🟢 À gauche : des personnes qui marchent, se reposent sur un banc, ou profitent du bord du lac — cela représente l’usage libre de l’espace public.
🔴 À droite : une terrasse de café, un serveur, un panneau publicitaire — cela montre les activités qui nécessitent une autorisation ou une concession.
La loi genevoise sur le domaine public (LDPu) précise assez clairement ce qui est permis et ce qui est interdit. Voici les principaux points à retenir 👇
🚫 Ce qui dépasse l’usage commun
- Constructions ou installations : on ne peut pas ériger de structures permanentes ou temporaires sur l’espace public sans autorisation (art. 13).
- Utilisation industrielle ou commerciale : toute exploitation du domaine public à des fins économiques (par ex. terrasse de café, stand de vente, publicité) nécessite une permission ou une concession (art. 13–16).
- Occupation privative : occuper une partie de l’espace public au-delà de l’usage normal (par ex. bloquer une rue, privatiser un espace) est interdit sans autorisation.
⚖️ Règles d’autorisation
- Permissions : accordées par l’autorité cantonale ou communale qui administre le domaine public (art. 15). Elles sont précaires et peuvent être retirées sans indemnité si l’intérêt général l’exige (art. 19).
- Concessions : octroyées par le Conseil d’État ou le Grand Conseil si elles dépassent 25 ans (art. 16). Elles peuvent être révoquées en cas de non-respect des conditions (art. 21).
❌ Autres interdictions
- Non-transmissibilité : une permission ou concession ne peut pas être transférée sans accord explicite (art. 18).
- Refus en cas de manquement : une nouvelle autorisation peut être refusée si le demandeur n’a pas respecté les règles précédentes (art. 20).
- Non-respect des droits d’autrui : l’usage commun doit se faire dans le respect des autres usagers (art. 12).
👉 En résumé : on peut utiliser l’espace public librement tant que cela reste dans l’usage commun (se promener, se reposer, circuler). Mais dès qu’il s’agit d’installer quelque chose, de vendre, de faire de la publicité ou d’occuper l’espace de manière privative, il faut une permission ou une concession.

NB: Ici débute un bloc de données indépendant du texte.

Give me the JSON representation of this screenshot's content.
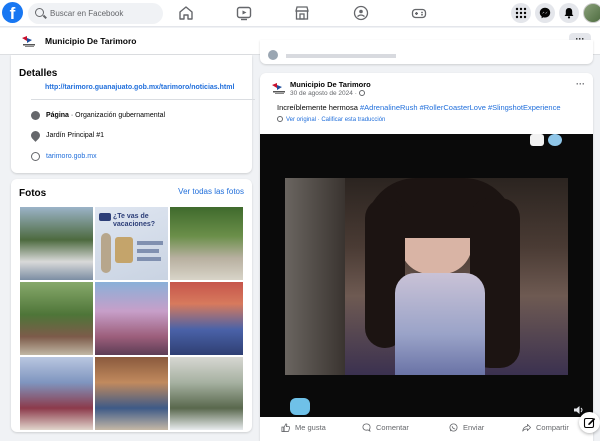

La loi genevoise sur le domaine public (LDPu) précise assez clairement ce qui est permis et ce qui est interdit. Voici les principaux points à retenir 👇
🚫 Ce qui dépasse l’usage commun
- Constructions ou installations : on ne peut pas ériger de structures permanentes ou temporaires sur l’espace public sans autorisation (art. 13).
- Utilisation industrielle ou commerciale : toute exploitation du domaine public à des fins économiques (par ex. terrasse de café, stand de vente, publicité) nécessite une permission ou une concession (art. 13–16).
- Occupation privative : occuper une partie de l’espace public au-delà de l’usage normal (par ex. bloquer une rue, privatiser un espace) est interdit sans autorisation.
⚖️ Règles d’autorisation
- Permissions : accordées par l’autorité cantonale ou communale qui administre le domaine public (art. 15). Elles sont précaires et peuvent être retirées sans indemnité si l’intérêt général l’exige (art. 19).
- Concessions : octroyées par le Conseil d’État ou le Grand Conseil si elles dépassent 25 ans (art. 16). Elles peuvent être révoquées en cas de non-respect des conditions (art. 21).
❌ Autres interdictions
- Non-transmissibilité : une permission ou concession ne peut pas être transférée sans accord explicite (art. 18).
- Refus en cas de manquement : une nouvelle autorisation peut être refusée si le demandeur n’a pas respecté les règles précédentes (art. 20).
- Non-respect des droits d’autrui : l’usage commun doit se faire dans le respect des autres usagers (art. 12).
👉 En résumé : on peut utiliser l’espace public librement tant que cela reste dans l’usage commun (se promener, se reposer, circuler). Mais dès qu’il s’agit d’installer quelque chose, de vendre, de faire de la publicité ou d’occuper l’espace de manière privative, il faut une permission ou une concession.